For each primitive, fetch its module, call synthesize(targets, intake, llm), apply the archetype's weight to each returned question, accumulate, then sort by archetype_weight × severity_weight descending. Failures isolated: one primitive's synthesize throwing returns no questions for that primitive but doesn't abort the rest.

Per-question budget¶

Default budget_cents=5 (flow_down: 7 due to paired retrieval, citation_integrity: 4 due to typically short retrieval). Stage E enforces these soft caps; if a question is approaching its budget, the orchestrator may downgrade tier or truncate retrieval before the hard engagement-level cap fires.

Question identifiers¶

make_question_id() produces q-{12 hex chars}. Vanishingly rare collision; non-leaking (no business volume signal).

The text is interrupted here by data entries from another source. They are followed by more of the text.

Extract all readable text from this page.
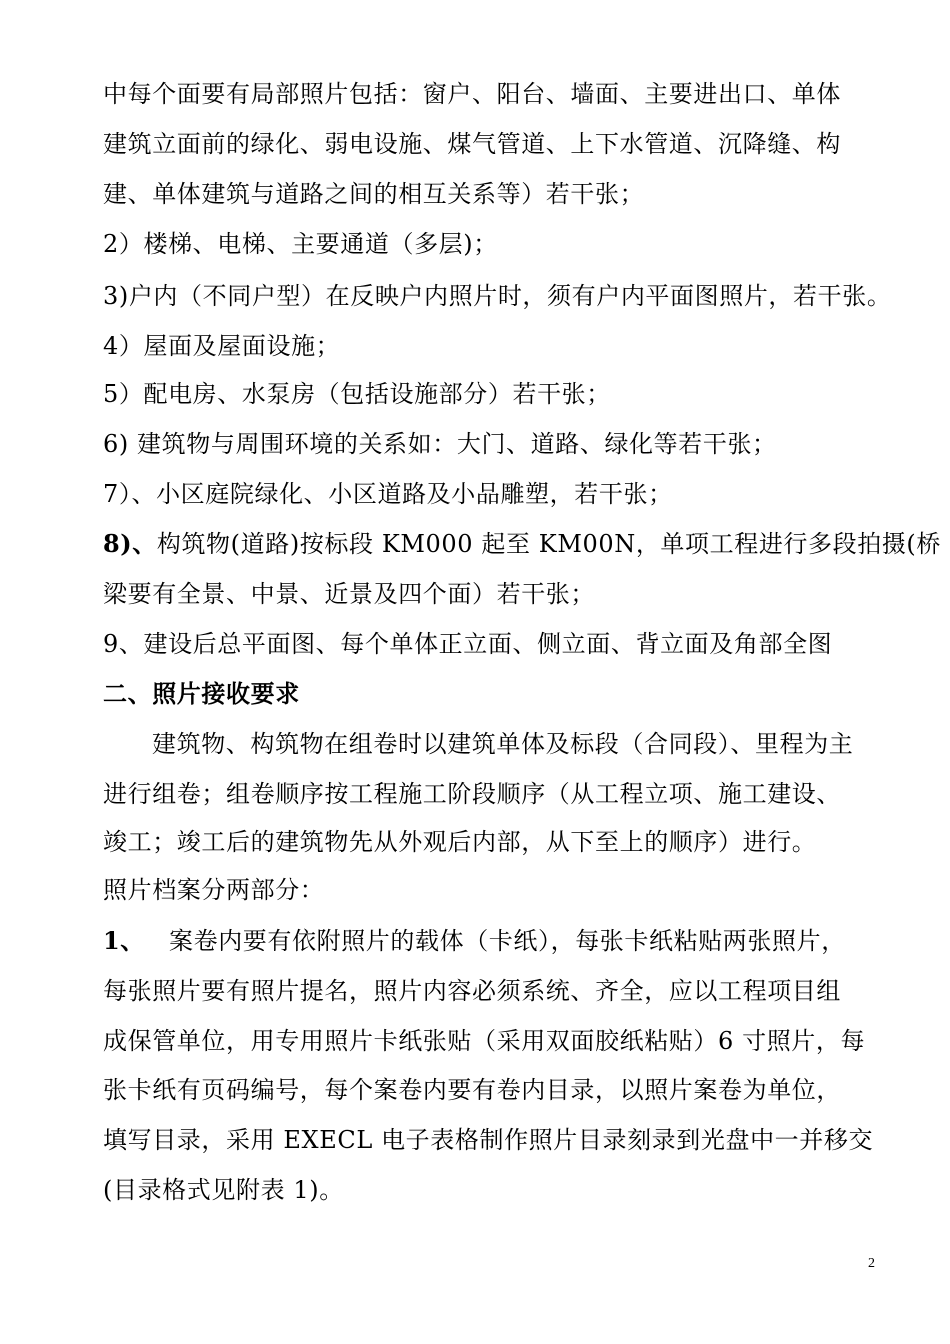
中每个面要有局部照片包括：窗户、阳台、墙面、主要进出口、单体
建筑立面前的绿化、弱电设施、煤气管道、上下水管道、沉降缝、构
建、单体建筑与道路之间的相互关系等）若干张；
2）楼梯、电梯、主要通道（多层)；
3)户内（不同户型）在反映户内照片时，须有户内平面图照片，若干张。
4）屋面及屋面设施；
5）配电房、水泵房（包括设施部分）若干张；
6) 建筑物与周围环境的关系如：大门、道路、绿化等若干张；
7）、小区庭院绿化、小区道路及小品雕塑，若干张；
8)、构筑物(道路)按标段 KM000 起至 KM00N，单项工程进行多段拍摄(桥
梁要有全景、中景、近景及四个面）若干张；
9、建设后总平面图、每个单体正立面、侧立面、背立面及角部全图
二、照片接收要求
建筑物、构筑物在组卷时以建筑单体及标段（合同段）、里程为主
进行组卷；组卷顺序按工程施工阶段顺序（从工程立项、施工建设、
竣工；竣工后的建筑物先从外观后内部，从下至上的顺序）进行。
照片档案分两部分：
1、 案卷内要有依附照片的载体（卡纸），每张卡纸粘贴两张照片，
每张照片要有照片提名，照片内容必须系统、齐全，应以工程项目组
成保管单位，用专用照片卡纸张贴（采用双面胶纸粘贴）6 寸照片，每
张卡纸有页码编号，每个案卷内要有卷内目录，以照片案卷为单位，
填写目录，采用 EXECL 电子表格制作照片目录刻录到光盘中一并移交
(目录格式见附表 1)。
2
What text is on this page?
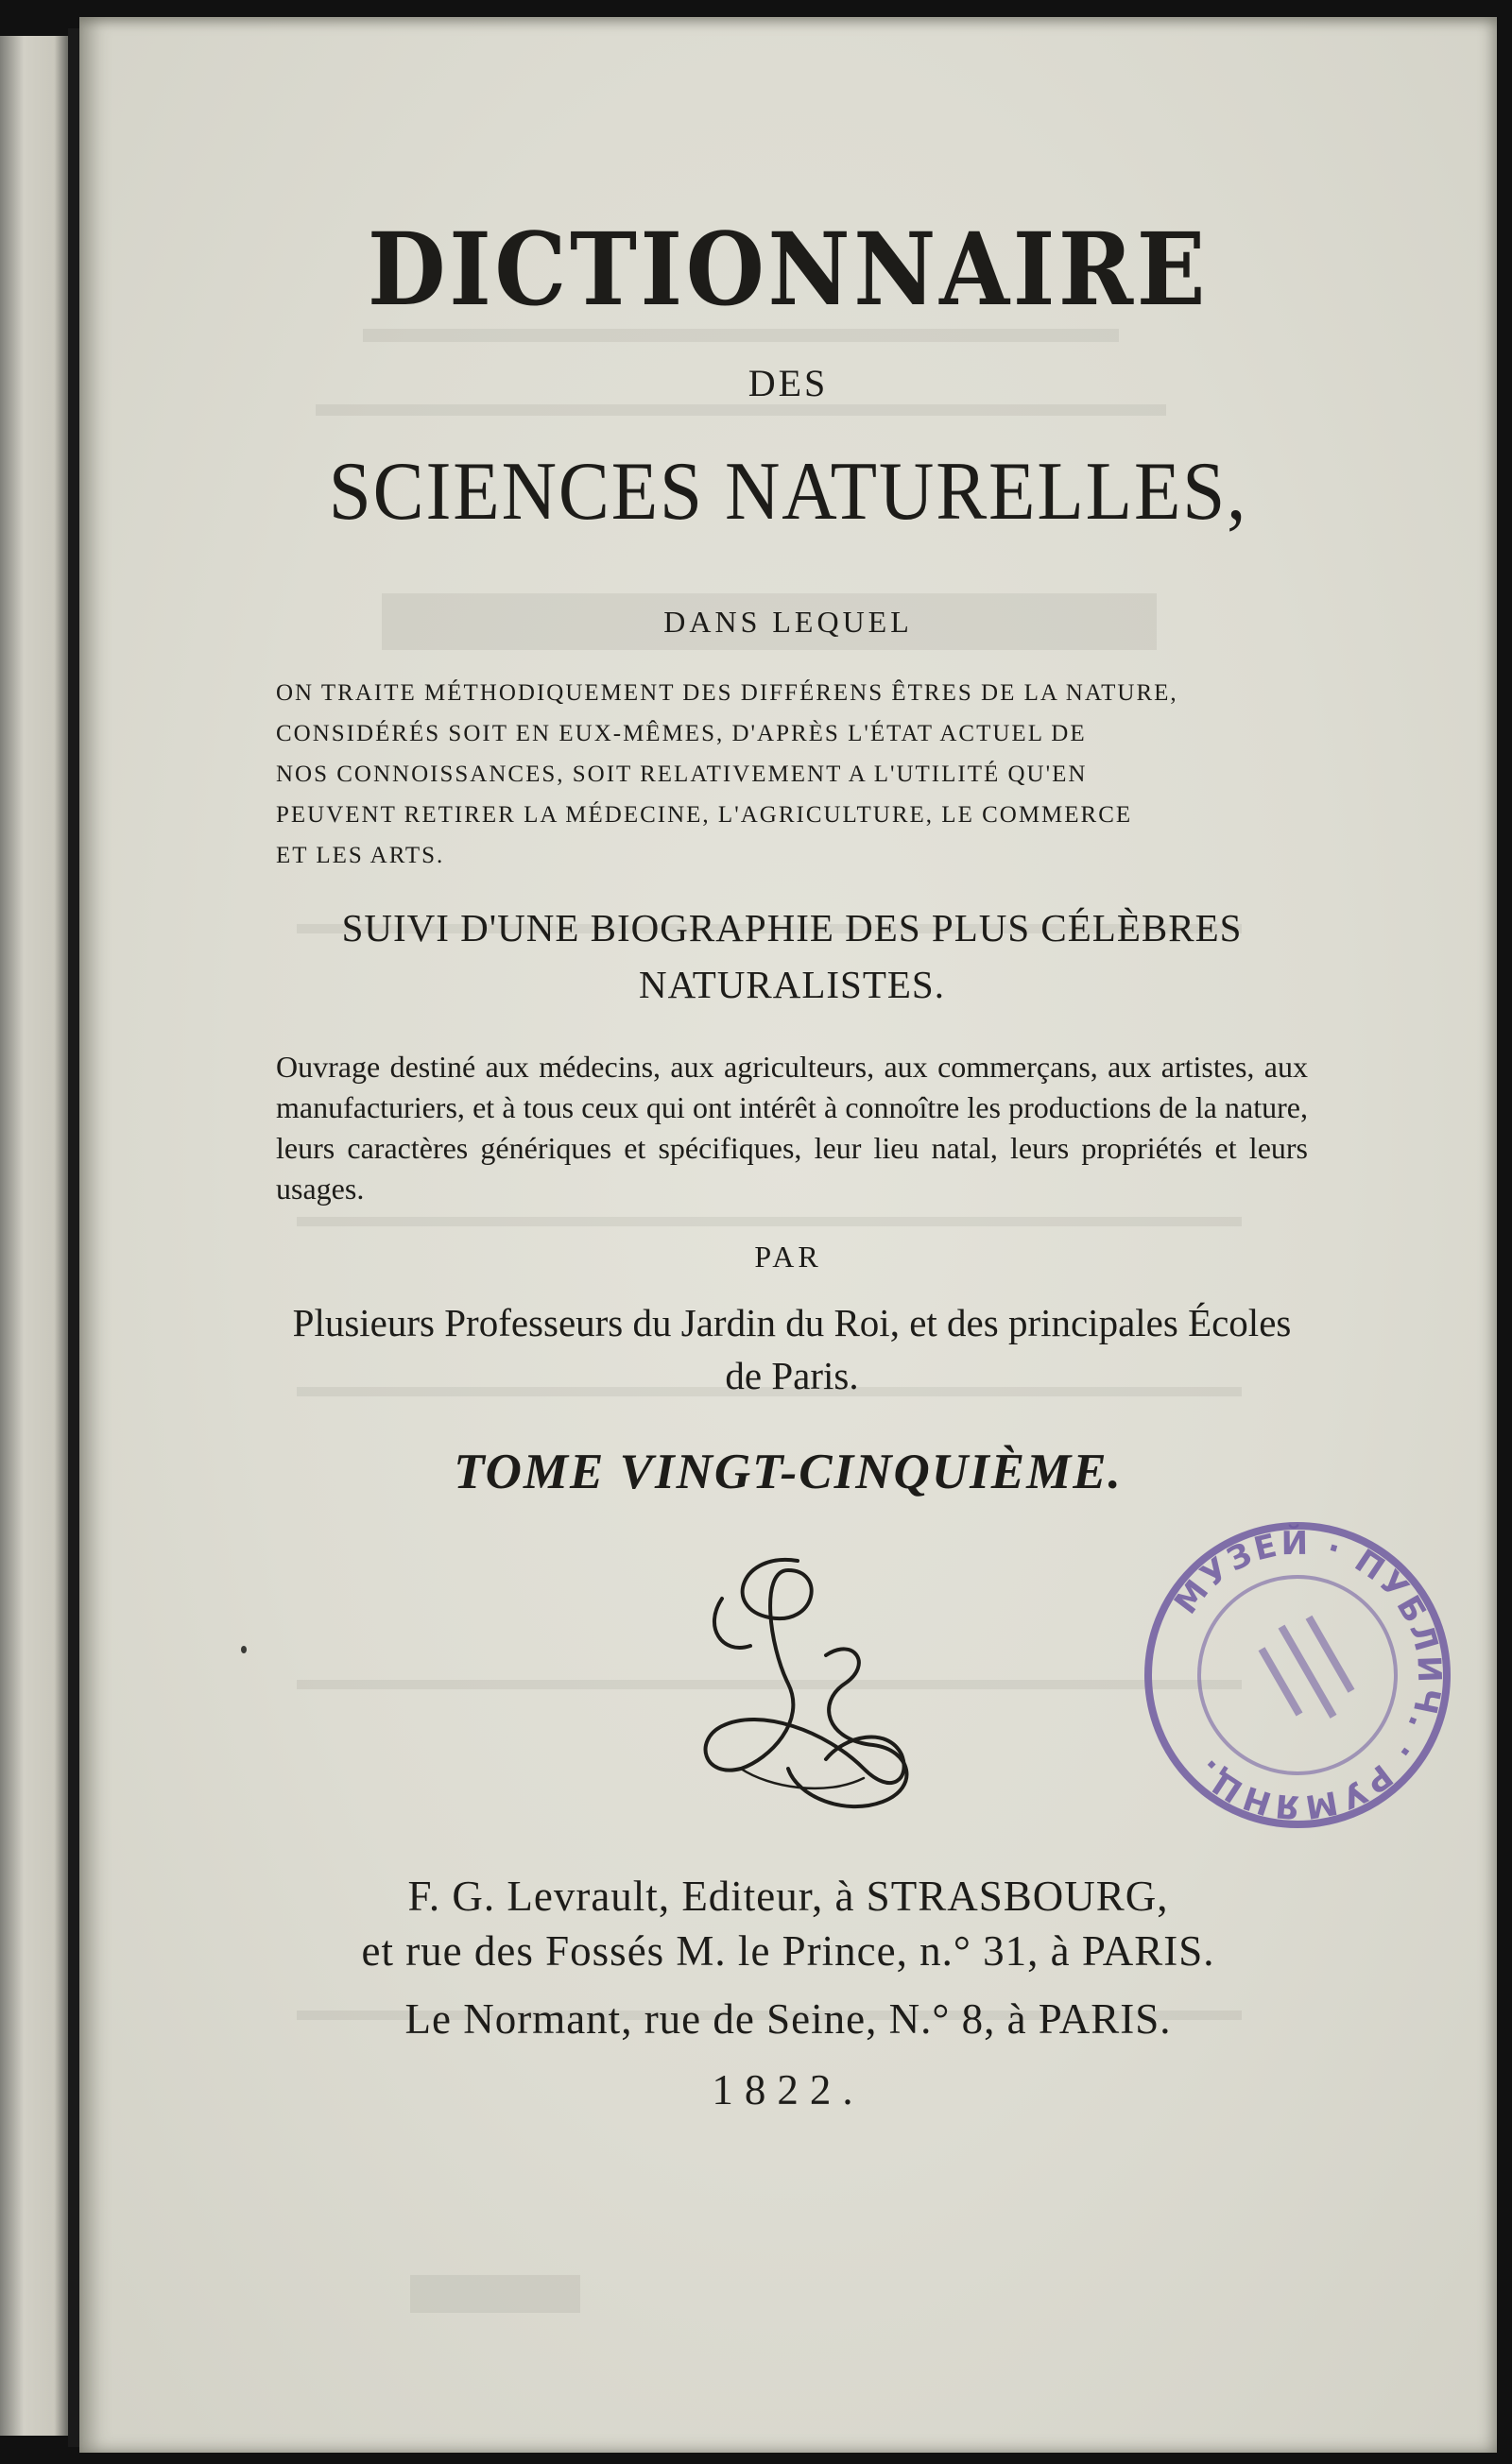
DICTIONNAIRE
DES
SCIENCES NATURELLES,
DANS LEQUEL
ON TRAITE MÉTHODIQUEMENT DES DIFFÉRENS ÊTRES DE LA NATURE,
CONSIDÉRÉS SOIT EN EUX-MÊMES, D'APRÈS L'ÉTAT ACTUEL DE
NOS CONNOISSANCES, SOIT RELATIVEMENT A L'UTILITÉ QU'EN
PEUVENT RETIRER LA MÉDECINE, L'AGRICULTURE, LE COMMERCE
ET LES ARTS.
SUIVI D'UNE BIOGRAPHIE DES PLUS CÉLÈBRES NATURALISTES.
Ouvrage destiné aux médecins, aux agriculteurs, aux commerçans, aux artistes, aux manufacturiers, et à tous ceux qui ont intérêt à connoître les productions de la nature, leurs caractères génériques et spécifiques, leur lieu natal, leurs propriétés et leurs usages.
PAR
Plusieurs Professeurs du Jardin du Roi, et des principales Écoles de Paris.
TOME VINGT-CINQUIÈME.
МУЗЕЙ · ПУБЛИЧ. · РУМЯНЦ.
F. G. Levrault, Editeur, à STRASBOURG,
et rue des Fossés M. le Prince, n.° 31, à PARIS.
Le Normant, rue de Seine, N.° 8, à PARIS.
1822.
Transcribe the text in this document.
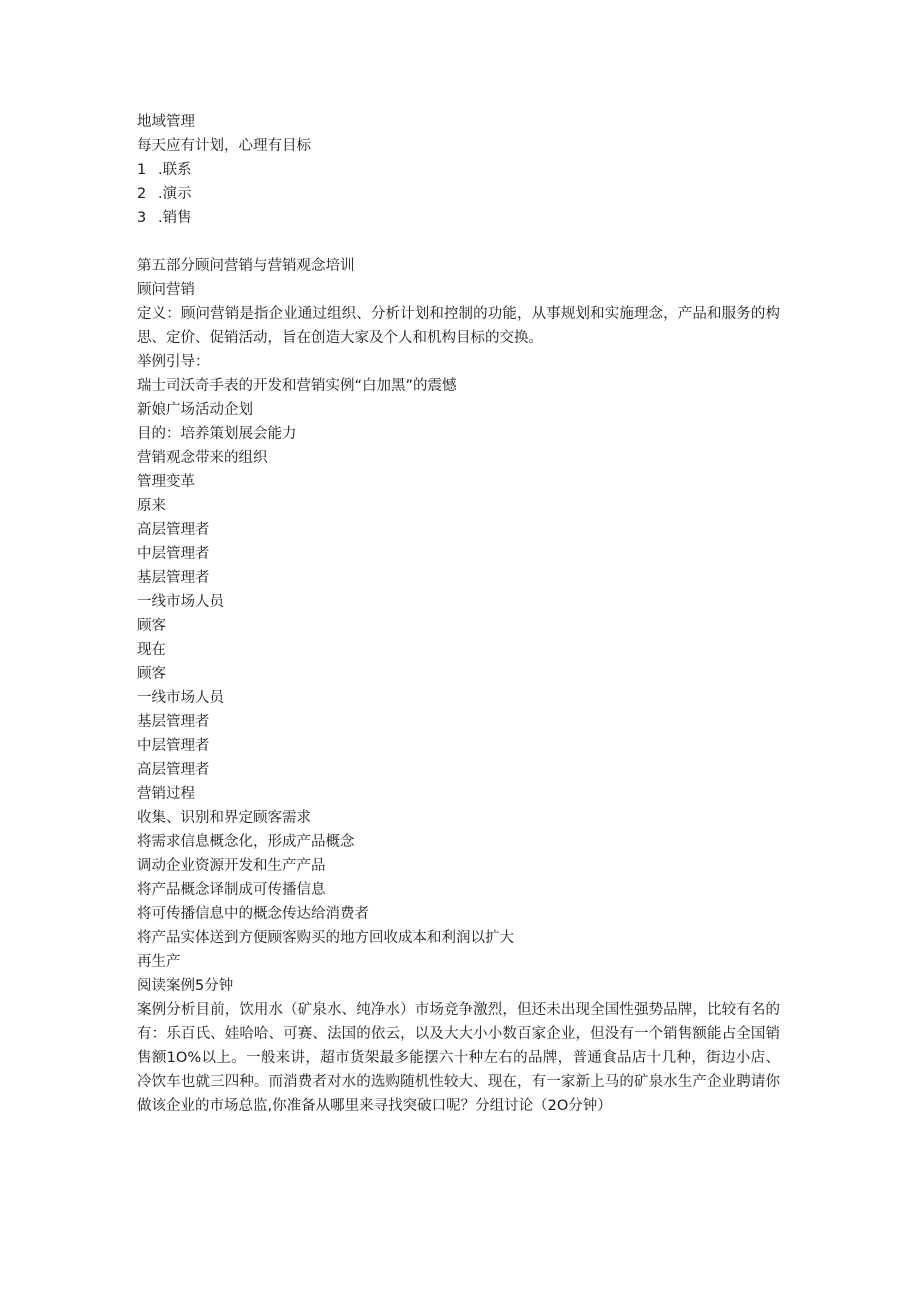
地域管理
每天应有计划，心理有目标
1 .联系
2 .演示
3 .销售
第五部分顾问营销与营销观念培训
顾问营销
定义：顾问营销是指企业通过组织、分析计划和控制的功能，从事规划和实施理念，产品和服务的构思、定价、促销活动，旨在创造大家及个人和机构目标的交换。
举例引导：
瑞士司沃奇手表的开发和营销实例“白加黑”的震憾
新娘广场活动企划
目的：培养策划展会能力
营销观念带来的组织
管理变革
原来
高层管理者
中层管理者
基层管理者
一线市场人员
顾客
现在
顾客
一线市场人员
基层管理者
中层管理者
高层管理者
营销过程
收集、识别和界定顾客需求
将需求信息概念化，形成产品概念
调动企业资源开发和生产产品
将产品概念译制成可传播信息
将可传播信息中的概念传达给消费者
将产品实体送到方便顾客购买的地方回收成本和利润以扩大
再生产
阅读案例5分钟
案例分析目前，饮用水（矿泉水、纯净水）市场竞争激烈，但还未出现全国性强势品牌，比较有名的有：乐百氏、娃哈哈、可赛、法国的依云，以及大大小小数百家企业，但没有一个销售额能占全国销售额1O%以上。一般来讲，超市货架最多能摆六十种左右的品牌，普通食品店十几种，街边小店、冷饮车也就三四种。而消费者对水的选购随机性较大、现在，有一家新上马的矿泉水生产企业聘请你做该企业的市场总监,你准备从哪里来寻找突破口呢？分组讨论（2O分钟）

Parent IDs (for deepening chains) are populated when a follow-up catalog round produces questions stemming from a specific finding. The lineage is preserved through Stage F so deliverables can show why a follow-up question was asked.

Test coverage¶

Area	Cases
`conflict.synthesize`	4 (per-target mapping, severity tiering, scope, evidence shape)
`coverage.synthesize`	2 (with/without doc_type fallback)
`flow_down.synthesize`	4 (per-clause expansion, general fallback, scope, severity)
`consistency.synthesize`	1 (per-term mapping)
`currency.synthesize`	1 (per-rule mapping with supersession context)
`citation_integrity.synthesize`	1 (per-tuple mapping)
Top-level dispatch	4 (all primitives invoked, archetype weights, sort order, empty catalog)
Question dataclass + IDs	2 (id uniqueness, default values)

All 19 cases passing. Full suite: 292 pass, no regressions.

Public API¶

from app.auditforge.synthesizer import synthesize_questions, Question, QuestionScope
from app.auditforge.primitives import conflict, coverage, currency, ...

# Top-level dispatch (recommended)
questions = await synthesize_questions(catalog, intake, archetype, llm)

# Direct per-primitive (testing or specialized flows)
qs = await conflict.synthesize(catalog.concepts, intake, llm)

Known limits / future work¶

All synthesis is template-based. For complex catalogs we may want LLM-driven question synthesis where the LLM proposes specialized per-target prompts. Phase 2 hardening if template prompts plateau.
No question deduplication at synthesis time — Stage D handles dedupe via embedding similarity. This means very similar concepts may produce near-duplicate questions until Stage D catches them. Acceptable trade-off; keeps Stage C deterministic.
flow_down_check expansion by clause-class can produce many questions for one DocPair with many classes. The MAX_DOC_PAIRS=15 catalog cap combined with the per-pair clause-class list bounds this; in extreme cases Stage D dedupe will prune.